Bu güçlü yukarı trend, altına yönelik talebin artmasında önemli bir etken oldu. Kuşkusuz altının bankaların ilgi alanına girmesinde Türk Lirası zorunlu karşılıklar için tesis edilen altın oranının yüzde 10'dan yüzde 20'ye yükseltilmesinin büyük payı var.
Son 3 yıla baktığımızda altının bankacılık sistemine girmesinden hem bankacılar hem de yatırımcıların kazançlı çıktığı görülüyor. Altına dayalı mevduat ürünlerinde değer artışı sayesinde kazanılan gelirden vergi kesintisi yok. Altın bankacılığı sayesinde saklama riski ve alım satım arasındaki yüksek maliyet farkı ortadan kalktı. İnternet ve ATM gibi bankacılık kanallarından kaydi olarak altına yatırım yapılabiliyor.
DOLAR BAZINDA AZALDI
Bankacılık sektörünün kıymetli maden hesaplarının tamamı altın mevduatından oluşuyor. Aralık 2013 itibarıyla sektörün kıymetli maden depo hesapları toplamı 10.3 milyar ABD Doları tutarındadır.

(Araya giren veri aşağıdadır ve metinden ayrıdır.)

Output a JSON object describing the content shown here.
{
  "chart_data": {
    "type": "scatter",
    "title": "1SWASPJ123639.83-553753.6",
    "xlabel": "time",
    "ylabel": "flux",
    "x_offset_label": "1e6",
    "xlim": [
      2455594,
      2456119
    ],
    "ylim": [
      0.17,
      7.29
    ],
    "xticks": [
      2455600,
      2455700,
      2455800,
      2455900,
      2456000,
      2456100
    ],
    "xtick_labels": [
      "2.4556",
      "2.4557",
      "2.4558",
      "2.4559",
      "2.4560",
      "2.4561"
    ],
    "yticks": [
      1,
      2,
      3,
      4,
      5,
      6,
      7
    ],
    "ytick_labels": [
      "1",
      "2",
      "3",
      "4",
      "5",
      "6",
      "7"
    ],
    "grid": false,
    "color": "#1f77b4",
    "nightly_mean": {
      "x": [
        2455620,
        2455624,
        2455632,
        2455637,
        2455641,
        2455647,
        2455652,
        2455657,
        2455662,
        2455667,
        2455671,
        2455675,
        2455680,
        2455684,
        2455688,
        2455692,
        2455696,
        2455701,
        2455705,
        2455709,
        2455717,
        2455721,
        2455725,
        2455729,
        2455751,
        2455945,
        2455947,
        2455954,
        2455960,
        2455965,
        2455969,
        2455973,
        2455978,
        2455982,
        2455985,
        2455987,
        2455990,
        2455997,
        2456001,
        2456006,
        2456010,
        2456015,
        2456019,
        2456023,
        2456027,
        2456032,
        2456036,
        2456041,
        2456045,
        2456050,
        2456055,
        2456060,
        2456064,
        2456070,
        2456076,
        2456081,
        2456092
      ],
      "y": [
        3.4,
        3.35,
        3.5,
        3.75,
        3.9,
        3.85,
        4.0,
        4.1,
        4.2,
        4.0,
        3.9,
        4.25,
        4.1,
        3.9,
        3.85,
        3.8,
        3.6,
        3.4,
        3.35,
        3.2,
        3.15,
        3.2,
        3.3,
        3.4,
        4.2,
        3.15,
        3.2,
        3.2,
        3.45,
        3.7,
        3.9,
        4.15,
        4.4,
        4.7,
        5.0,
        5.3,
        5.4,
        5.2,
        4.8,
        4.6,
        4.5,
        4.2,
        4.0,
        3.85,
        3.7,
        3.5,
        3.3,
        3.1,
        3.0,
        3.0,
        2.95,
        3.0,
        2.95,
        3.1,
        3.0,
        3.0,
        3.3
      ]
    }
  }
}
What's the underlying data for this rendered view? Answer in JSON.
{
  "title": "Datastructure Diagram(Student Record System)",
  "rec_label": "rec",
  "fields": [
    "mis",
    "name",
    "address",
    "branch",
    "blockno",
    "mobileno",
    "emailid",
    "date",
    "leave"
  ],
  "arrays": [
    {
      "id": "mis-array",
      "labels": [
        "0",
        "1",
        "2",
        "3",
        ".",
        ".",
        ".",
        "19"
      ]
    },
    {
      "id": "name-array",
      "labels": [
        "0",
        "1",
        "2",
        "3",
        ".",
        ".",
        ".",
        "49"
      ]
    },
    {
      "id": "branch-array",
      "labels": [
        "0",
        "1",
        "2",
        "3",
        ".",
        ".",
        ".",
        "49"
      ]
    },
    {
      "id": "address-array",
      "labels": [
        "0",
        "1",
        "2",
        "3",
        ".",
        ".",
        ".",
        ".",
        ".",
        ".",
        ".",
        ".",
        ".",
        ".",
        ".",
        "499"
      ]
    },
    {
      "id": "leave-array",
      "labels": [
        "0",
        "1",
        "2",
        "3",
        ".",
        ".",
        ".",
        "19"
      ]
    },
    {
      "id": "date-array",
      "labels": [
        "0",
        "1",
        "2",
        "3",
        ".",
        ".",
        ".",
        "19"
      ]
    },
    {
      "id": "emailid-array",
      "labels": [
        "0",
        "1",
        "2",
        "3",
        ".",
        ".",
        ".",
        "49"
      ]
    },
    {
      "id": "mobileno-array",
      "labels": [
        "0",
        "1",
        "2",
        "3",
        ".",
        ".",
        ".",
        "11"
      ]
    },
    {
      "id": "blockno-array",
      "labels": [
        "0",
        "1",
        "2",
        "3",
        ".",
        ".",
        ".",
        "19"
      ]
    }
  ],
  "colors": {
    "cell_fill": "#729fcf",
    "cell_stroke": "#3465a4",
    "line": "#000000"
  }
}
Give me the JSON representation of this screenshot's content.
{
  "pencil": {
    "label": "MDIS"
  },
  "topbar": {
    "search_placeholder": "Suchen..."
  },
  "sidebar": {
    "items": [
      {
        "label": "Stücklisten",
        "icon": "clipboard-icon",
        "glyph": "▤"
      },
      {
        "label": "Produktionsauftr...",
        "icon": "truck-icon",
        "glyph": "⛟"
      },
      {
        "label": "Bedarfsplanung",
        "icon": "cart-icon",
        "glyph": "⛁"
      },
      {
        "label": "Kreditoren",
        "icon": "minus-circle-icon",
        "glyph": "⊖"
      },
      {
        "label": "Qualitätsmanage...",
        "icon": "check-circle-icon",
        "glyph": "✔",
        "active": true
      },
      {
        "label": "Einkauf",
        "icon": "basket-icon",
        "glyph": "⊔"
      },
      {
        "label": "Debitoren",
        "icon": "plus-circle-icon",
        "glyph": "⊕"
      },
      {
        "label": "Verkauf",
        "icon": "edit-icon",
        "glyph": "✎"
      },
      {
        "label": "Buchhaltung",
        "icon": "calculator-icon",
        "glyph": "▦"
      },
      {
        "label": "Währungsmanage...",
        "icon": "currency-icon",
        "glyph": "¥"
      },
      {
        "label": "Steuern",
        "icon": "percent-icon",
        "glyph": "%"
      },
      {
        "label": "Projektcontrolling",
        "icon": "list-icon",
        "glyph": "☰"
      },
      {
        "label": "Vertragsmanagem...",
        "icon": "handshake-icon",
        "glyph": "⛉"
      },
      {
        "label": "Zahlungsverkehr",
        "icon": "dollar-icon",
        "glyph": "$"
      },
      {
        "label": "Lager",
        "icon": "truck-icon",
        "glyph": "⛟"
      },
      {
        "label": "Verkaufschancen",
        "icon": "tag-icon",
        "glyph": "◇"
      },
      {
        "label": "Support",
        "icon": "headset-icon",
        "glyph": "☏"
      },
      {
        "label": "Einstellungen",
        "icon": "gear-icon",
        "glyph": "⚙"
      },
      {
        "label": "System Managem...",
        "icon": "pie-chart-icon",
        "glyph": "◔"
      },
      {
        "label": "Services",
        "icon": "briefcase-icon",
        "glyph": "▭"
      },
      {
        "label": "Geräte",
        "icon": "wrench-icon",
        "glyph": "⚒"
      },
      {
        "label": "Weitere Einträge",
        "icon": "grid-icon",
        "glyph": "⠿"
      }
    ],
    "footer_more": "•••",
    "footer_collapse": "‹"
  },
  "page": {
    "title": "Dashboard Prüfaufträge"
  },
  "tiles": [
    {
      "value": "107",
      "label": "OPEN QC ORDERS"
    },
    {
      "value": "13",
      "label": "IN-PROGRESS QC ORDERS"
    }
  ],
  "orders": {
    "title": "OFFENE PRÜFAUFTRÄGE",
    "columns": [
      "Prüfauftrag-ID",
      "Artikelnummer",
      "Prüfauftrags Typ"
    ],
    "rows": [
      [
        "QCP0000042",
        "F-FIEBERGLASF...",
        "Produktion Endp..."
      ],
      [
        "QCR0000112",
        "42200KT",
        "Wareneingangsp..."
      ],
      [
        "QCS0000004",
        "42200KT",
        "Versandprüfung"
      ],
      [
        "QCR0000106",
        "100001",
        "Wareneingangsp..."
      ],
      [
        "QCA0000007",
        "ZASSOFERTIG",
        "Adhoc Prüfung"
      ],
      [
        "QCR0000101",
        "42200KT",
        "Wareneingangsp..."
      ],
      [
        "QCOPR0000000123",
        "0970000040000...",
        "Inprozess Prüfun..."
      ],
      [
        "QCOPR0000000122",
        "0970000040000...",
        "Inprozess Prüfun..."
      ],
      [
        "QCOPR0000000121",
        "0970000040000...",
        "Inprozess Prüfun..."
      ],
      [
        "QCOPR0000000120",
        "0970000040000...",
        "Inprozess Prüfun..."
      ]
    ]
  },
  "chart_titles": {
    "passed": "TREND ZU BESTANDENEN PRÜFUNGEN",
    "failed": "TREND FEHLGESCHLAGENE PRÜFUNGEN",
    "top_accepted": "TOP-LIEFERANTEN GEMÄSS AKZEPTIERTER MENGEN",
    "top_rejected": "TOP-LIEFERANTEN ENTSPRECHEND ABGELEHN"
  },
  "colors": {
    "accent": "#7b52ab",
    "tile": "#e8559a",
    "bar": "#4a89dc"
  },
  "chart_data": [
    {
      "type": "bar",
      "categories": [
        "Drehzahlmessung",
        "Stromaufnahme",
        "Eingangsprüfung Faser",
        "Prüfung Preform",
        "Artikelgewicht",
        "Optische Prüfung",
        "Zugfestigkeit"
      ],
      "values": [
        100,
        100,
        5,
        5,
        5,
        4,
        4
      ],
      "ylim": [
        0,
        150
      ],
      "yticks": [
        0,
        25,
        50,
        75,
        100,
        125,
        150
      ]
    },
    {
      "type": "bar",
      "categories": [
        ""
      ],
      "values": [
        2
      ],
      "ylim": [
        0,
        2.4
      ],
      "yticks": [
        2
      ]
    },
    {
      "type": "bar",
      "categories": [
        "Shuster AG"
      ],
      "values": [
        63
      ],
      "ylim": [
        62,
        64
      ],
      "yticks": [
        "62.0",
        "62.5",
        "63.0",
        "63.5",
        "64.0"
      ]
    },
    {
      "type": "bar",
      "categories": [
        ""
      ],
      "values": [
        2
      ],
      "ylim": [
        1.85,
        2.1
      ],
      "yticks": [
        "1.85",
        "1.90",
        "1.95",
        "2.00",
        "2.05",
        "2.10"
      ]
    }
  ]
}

2011 yılında çok ciddi artış gösteren kıymetli maden depo hesaplarının artış hızında 2012 yılında bir yavaşlama gözleniyor. Altın fiyatlarının düşmeye başlamasıyla, 2013 yılının ilk çeyreğinden sonra kıymetli maden depoları ABD Doları bazında azalmaya başladı. Gram bazında altın depo hesapları 2013 yılının Aralık ayında 19.4 ton azalmasına karşın, ABD Doları bazında altın ons fiyatlarının yüzde 9.2 oranında azaldığı 2013'ün 4'üncü çeyreğinde, 2.1 ton (% 0.8) artarak 256.1 ton düzeyinde gerçekleşti. Ancak yılın ilk 3 ayında kıymetli maden depo hesaplarının artması bekleniyor.
5 BİN TON ALTIN VAR
Türkiye'de yaklaşık 21 bankadan altın bankacılığı hizmeti alınabiliyor. Altın bankacılığı ürünleri kapsamında yatırım ürünleri yanında kuyumculara altın kredileri ve altın paket sigorta hizmetleri sağlanıyor. Halen yastık altında yüksek miktarda altının olduğu tahmin ediliyor. İstanbul Altın Rafinerisi (İAR) Başkanı Özcan Halaç'ın açıklamasına göre, yastık altında 210 milyar dolar değerinde 5 bin ton altın bulunuyor.
Önümüzdeki yıllarda bu rakamın önemli kısmının bankalara yatırılması bekleniyor.